With respect to the predicted secondary structure, the SSP9, characterized by the lowest hydrophobicity value, was the least complying with the general SP structure out of the SPs under study. As shown by SOPMA analysis, SP9 was interrupted by extended strands, random coils, but most importantly—by beta turns, making it a special case of SP having beta turn prior to the C-terminal domain (together with SP3 upon cloning with TlGAMY). Moreover, SP9, unlike the other SPs, contains glycine (G) residues within the core region, suggesting that the structure is rather flexible. While SP9 operated relatively poorly with SoAMY, it functioned better with its native protein. The major difference in the N-terminal region structure between the two proteins is the presence of a proline (P) residue directly after the cutting site, which applies to all the variants with TlGAMY. This in turn results in uniform formation of a random coil structure at the end of SPs preceding the mature TlGAMY protein, which were all scored higher values upon SignalP evaluation (higher D scores). The importance of the proline presence immediately after the cutting site for translocation of the polypeptide was demonstrated by Matoba and Ogrydziak (1998), as discussed above. SPs that performed best in secretion of TlGAMY, SP3 and SP4, were terminated with random coil and beta turn structures. Helical structures of SP5 and SP6 cloned with TlGAMY, demonstrating the weakest secretory capacity, were terminated with random coils. However, the same structure was predicted for SP8, SP7, SP1, and also SP10, which, in the three former cases, operated relatively well with this protein, altogether suggesting no straightforward rule for the observed phenomena. On the other hand, when the SPs analyzed in this study were cloned with SoAMY protein, the C-region of the SPs remained in a helical form in most variants, ended with a relatively large and rigid glutamine (Q) residue followed by lysine (K). Beta turn structure in the C-terminus of the SPs followed by SoAMY was identified for SP2 and SP4, the two SPs driving high secretion of the protein. The other analyzed variants of SP-SoAMY constructions, including SP1, SP3, SP6, SP7, and SP10, were all terminated by alpha-helical structure directly prior to the cutting site and drove the secretion with variable strength. The SP5 and SP9, terminated with random coil, functioned relatively poorly with SoAMY, when compared to the other SPs under study.
Finally, the amino acid sequence of the most potent SPs (SP1, SP2, SP3, SP4, SP7, SP8), driving the secretion of the two proteins under study with the highest efficiency, was aligned and a consensus sequence was inferred from this alignment (Table 1.B). Based on this analysis, the following SP consensus sequence was determined: MKFSAALLTAALA(S:V)AAAAA (a sequence of overrepresented amino acid residues). The computed hydrophobicity values for this synthetic SP ranged between 1.468 and 2.158, depending on the S14 or V14 variant, and the extent of the analyzed stretch; however, secondary structure was 100% alpha-helical, which may suggest preference of Y. lipolytica towards such SPs. Calculated D score values (~ 0.7) were comparable irrespective of the following polypeptide, especially for V14 variant. The consensus sequence determined for the 6 best SPs well corresponded with the consensus sequence determined for the 38 proteins (deduced from the in silico proteome analyses; MKFSTILL(A:L)AA(A:L)(A:V)(A:L)(A:L)AA-P; Table 1.A.) considering the properties of the amino acid residues building the SP. Importantly, the consensus sequence of SP derived from the six best SPs was characterized by much lower degeneration at individual sites of the consensus SP.

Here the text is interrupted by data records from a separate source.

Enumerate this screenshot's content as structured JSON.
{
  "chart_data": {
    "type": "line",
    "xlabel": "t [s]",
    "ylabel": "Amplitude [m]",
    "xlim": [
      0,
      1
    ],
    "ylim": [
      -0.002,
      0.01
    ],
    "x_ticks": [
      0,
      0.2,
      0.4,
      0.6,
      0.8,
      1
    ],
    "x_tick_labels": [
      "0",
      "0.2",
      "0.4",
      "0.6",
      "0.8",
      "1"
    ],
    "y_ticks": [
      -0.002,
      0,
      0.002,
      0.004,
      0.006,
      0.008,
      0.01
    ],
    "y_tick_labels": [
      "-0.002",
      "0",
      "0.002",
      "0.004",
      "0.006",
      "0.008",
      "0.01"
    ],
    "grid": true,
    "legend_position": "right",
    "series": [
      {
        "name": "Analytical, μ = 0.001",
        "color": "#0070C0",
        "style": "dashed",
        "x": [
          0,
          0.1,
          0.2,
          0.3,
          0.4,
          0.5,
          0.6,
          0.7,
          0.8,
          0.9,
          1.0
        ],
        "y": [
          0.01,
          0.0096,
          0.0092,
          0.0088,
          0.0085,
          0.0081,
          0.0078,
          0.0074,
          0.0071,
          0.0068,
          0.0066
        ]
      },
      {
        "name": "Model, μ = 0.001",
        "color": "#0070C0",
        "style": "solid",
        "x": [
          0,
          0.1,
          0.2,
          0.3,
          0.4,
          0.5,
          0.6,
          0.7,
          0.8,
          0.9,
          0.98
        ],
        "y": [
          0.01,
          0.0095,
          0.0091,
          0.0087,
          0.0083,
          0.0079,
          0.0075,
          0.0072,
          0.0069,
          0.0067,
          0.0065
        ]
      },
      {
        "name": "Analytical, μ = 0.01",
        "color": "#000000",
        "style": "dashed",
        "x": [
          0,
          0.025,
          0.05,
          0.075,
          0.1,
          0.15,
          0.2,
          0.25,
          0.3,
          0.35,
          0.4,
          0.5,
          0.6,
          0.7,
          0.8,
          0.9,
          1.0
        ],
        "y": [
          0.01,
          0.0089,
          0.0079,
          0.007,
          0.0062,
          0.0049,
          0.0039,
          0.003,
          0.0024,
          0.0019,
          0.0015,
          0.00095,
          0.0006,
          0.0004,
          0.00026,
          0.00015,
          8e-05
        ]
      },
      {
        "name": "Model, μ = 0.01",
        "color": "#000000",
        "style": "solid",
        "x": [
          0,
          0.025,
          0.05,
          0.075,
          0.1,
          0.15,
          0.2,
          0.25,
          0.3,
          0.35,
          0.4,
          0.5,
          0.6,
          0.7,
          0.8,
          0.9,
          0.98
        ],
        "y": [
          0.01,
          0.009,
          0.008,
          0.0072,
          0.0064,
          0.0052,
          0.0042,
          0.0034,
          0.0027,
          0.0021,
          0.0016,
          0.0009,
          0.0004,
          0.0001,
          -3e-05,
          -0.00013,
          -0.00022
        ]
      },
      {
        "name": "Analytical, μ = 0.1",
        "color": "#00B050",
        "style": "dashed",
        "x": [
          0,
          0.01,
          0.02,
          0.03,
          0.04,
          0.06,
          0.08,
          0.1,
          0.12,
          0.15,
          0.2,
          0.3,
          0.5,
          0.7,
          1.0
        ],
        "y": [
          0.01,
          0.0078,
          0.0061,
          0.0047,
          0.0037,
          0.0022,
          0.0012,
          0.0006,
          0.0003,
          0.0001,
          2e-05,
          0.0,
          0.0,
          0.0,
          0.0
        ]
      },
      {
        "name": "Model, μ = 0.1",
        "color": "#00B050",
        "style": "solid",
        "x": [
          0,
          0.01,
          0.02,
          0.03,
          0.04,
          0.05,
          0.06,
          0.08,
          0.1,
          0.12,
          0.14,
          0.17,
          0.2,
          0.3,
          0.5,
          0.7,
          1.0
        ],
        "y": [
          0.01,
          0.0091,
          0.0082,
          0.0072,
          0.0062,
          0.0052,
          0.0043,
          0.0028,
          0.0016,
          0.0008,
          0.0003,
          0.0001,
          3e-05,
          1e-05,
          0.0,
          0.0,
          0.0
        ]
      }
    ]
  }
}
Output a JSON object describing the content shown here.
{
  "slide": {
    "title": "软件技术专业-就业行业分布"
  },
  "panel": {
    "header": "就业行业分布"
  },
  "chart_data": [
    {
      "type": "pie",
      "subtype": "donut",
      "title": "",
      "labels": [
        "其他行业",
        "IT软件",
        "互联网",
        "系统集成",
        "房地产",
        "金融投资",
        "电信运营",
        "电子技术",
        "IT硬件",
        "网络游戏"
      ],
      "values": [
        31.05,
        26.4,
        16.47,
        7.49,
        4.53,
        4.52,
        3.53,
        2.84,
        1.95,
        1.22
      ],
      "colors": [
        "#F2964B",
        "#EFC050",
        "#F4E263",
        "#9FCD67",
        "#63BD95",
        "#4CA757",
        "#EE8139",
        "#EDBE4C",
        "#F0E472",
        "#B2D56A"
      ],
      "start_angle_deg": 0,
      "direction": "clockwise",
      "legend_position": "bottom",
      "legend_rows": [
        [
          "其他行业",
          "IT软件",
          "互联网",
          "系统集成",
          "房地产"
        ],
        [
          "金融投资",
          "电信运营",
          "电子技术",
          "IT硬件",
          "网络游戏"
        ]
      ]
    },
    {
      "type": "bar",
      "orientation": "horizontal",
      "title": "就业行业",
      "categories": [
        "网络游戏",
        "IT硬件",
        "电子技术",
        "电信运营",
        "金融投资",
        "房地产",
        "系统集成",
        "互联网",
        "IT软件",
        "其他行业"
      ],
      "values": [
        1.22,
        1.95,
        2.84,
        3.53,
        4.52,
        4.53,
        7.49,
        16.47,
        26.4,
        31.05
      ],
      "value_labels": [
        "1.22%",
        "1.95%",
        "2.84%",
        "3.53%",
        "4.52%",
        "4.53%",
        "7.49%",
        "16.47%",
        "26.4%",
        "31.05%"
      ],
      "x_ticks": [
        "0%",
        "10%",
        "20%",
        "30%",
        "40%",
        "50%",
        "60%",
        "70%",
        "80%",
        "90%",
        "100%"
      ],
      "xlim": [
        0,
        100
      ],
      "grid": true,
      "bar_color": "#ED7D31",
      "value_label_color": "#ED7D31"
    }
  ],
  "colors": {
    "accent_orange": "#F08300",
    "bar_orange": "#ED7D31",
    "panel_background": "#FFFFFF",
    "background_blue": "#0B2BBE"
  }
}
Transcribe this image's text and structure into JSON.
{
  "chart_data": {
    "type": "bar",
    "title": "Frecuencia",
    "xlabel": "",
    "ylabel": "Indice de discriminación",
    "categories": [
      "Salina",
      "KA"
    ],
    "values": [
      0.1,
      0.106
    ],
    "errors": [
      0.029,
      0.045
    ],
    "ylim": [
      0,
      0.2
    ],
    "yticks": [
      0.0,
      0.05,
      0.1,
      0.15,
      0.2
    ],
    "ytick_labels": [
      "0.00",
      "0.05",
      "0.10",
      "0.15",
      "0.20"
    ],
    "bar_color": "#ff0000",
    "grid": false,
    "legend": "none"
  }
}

In conclusion, based on the adopted strategy, we were able to (i) identify novel, previously undescribed in this context SPs, selected from amongst the complete secretome of Y. lipolytica, (ii) characterize their secretory capacity with respect to two model proteins (heterologous amylolytic enzymes), (iii) compare the novel SPs with those previously described and frequently exploited in secretory expression of heterologous proteins in Y. lipolytica, (iv) indicate the most potent SPs to be adopted as building blocks in the molecular toolbox for engineering Y. lipolytica, and (v) suggest a consensus sequence for potentially robust synthetic SP to be used in secretory overexpression in Y. lipolytica.